The Google Cloud Platform (GCP) is a platform that delivers over 90 information technology services that businesses, IT professionals, and developers can leverage to work better and gain more flexibility and efficiency.
Today, cloud computing enables hardware and software products to coexist remotely (in data centers) and at scale. These items work together to provide certain services. A web interface is frequently used by users to access, manage, and use the tools they require; this is also true for Google Cloud Platform services. Users have the flexibility to choose which services they need and how and when they use them.
There are a variety of services as per the needs of the users. These services include but are not limited to PaaS, IaaS, and SaaS. Some basic cloud services are:
1. Google Compute Engine (GCE)
Google Compute Engine (GCE) is the basic service Google offers that competes with the basic, premier service that Amazon offers: hosting virtual machines. In data centers, workloads (applications and services) tend to be run on software-based platforms that may be moved from physical machine to physical machine.
2. Google Cloud Storage
GCP Cloud Storage (GCS) is an object storage system, which implies that its records preserve both the identity and structure of any class of data that is delivered to it. It may store full structured databases, raw video streams, or machine learning model matrices.
3. Nearline
With Nearline, you can back up and archive data through Google Cloud Storage, which you might not think of as a database. One user may access the data here no more than once per month. Nearline, which has adapted its pricing model to improve price competitiveness for such low-to-medium utilisation purposes as backups, is referred to as "cold storage."

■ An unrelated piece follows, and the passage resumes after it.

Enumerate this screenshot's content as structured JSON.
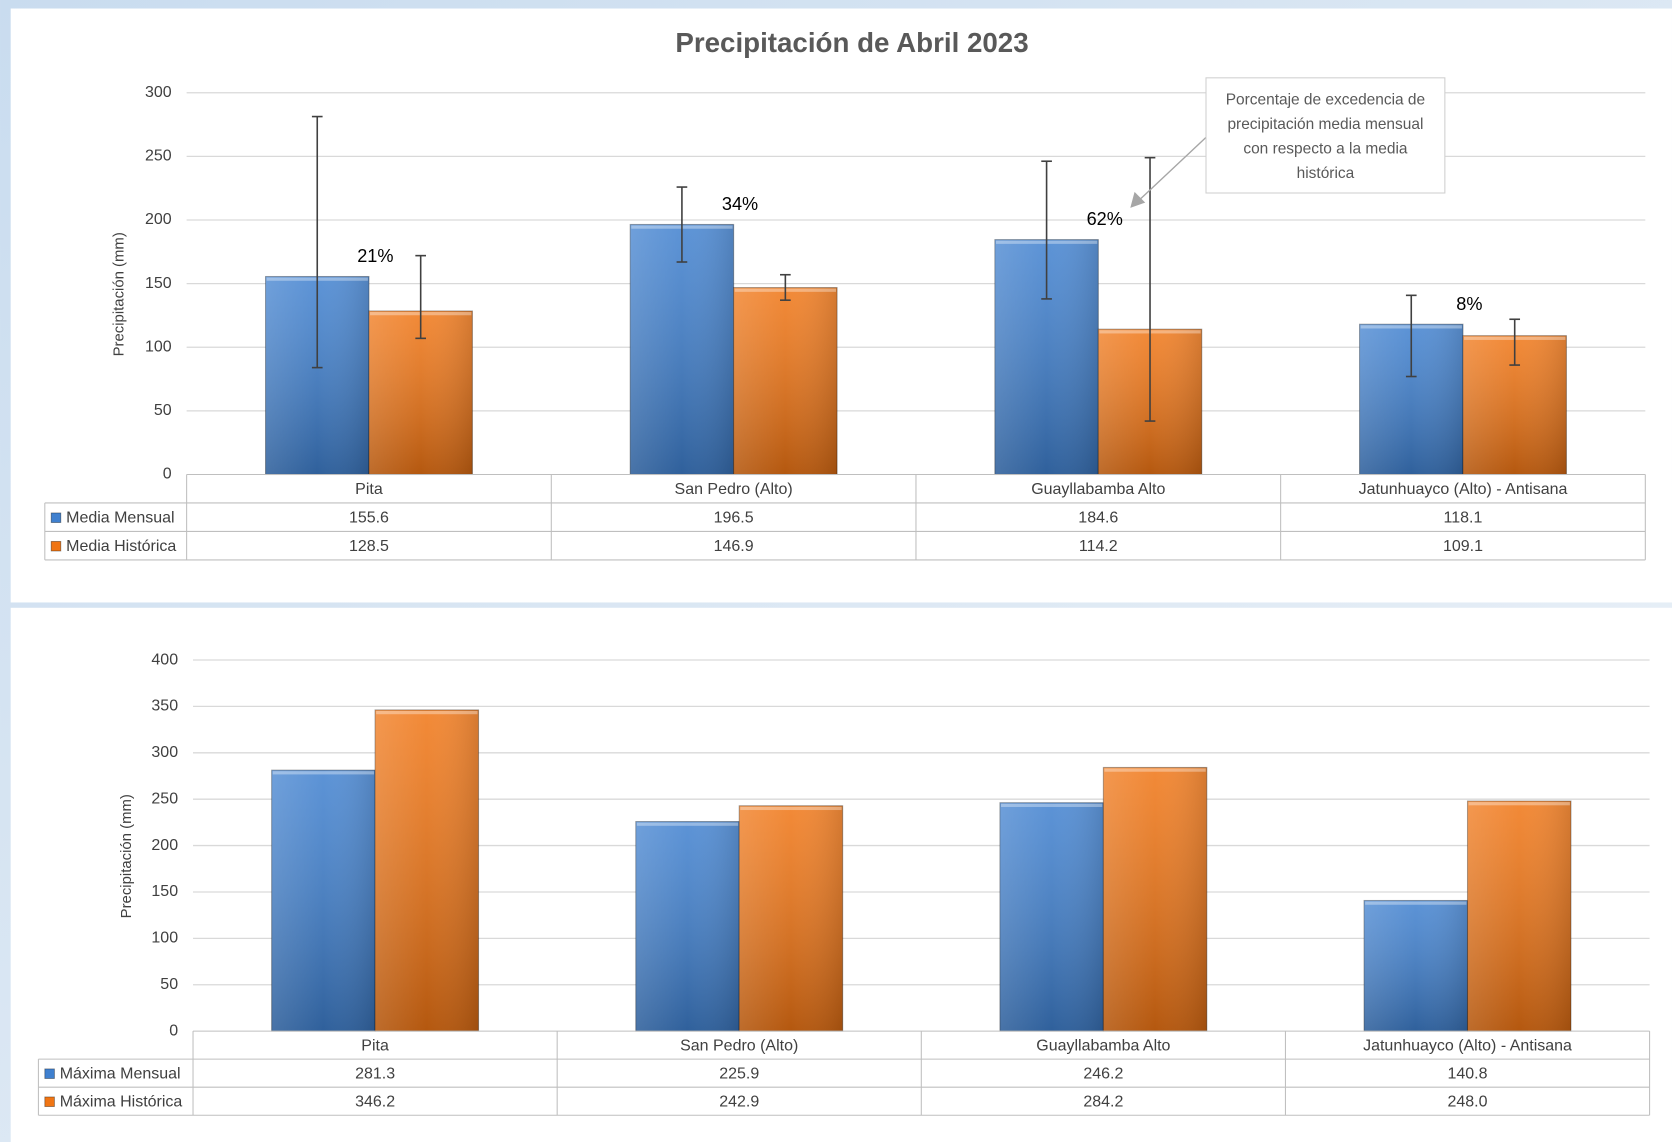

The Advantages of Google Cloud
A. Deploying modern applications in an automated manner
Google takes a proactive approach to automating the deployment of these multidimensional projects to the cloud, for example, by exposing itself to Kubo, an automation tool designed to assist Cloud Foundry developers in deploying their applications from development platforms to the cloud.
B. Cost control options
Google provides a lifecycle manager for its object data storage, which allows for the offloading or erasure of objects that haven't been used in 30 days or longer.
C. Providing first-time users with more friendly assistance
GCP offers step-by-step examples of how to do many of the most common tasks—for example, spinning up a Linux-based virtual machine.
The Google Cloud suite of services is constantly growing, and Google occasionally releases, changes, or discontinues services based on user demand or competitive forces. AWS and Microsoft Azure are two of Google's key competitors in the public cloud computing business. Although multi-cloud settings are becoming more widespread among corporate users, cloud adopters should thoroughly explore and experiment with the suite of services provided by each cloud provider before committing to a certain platform.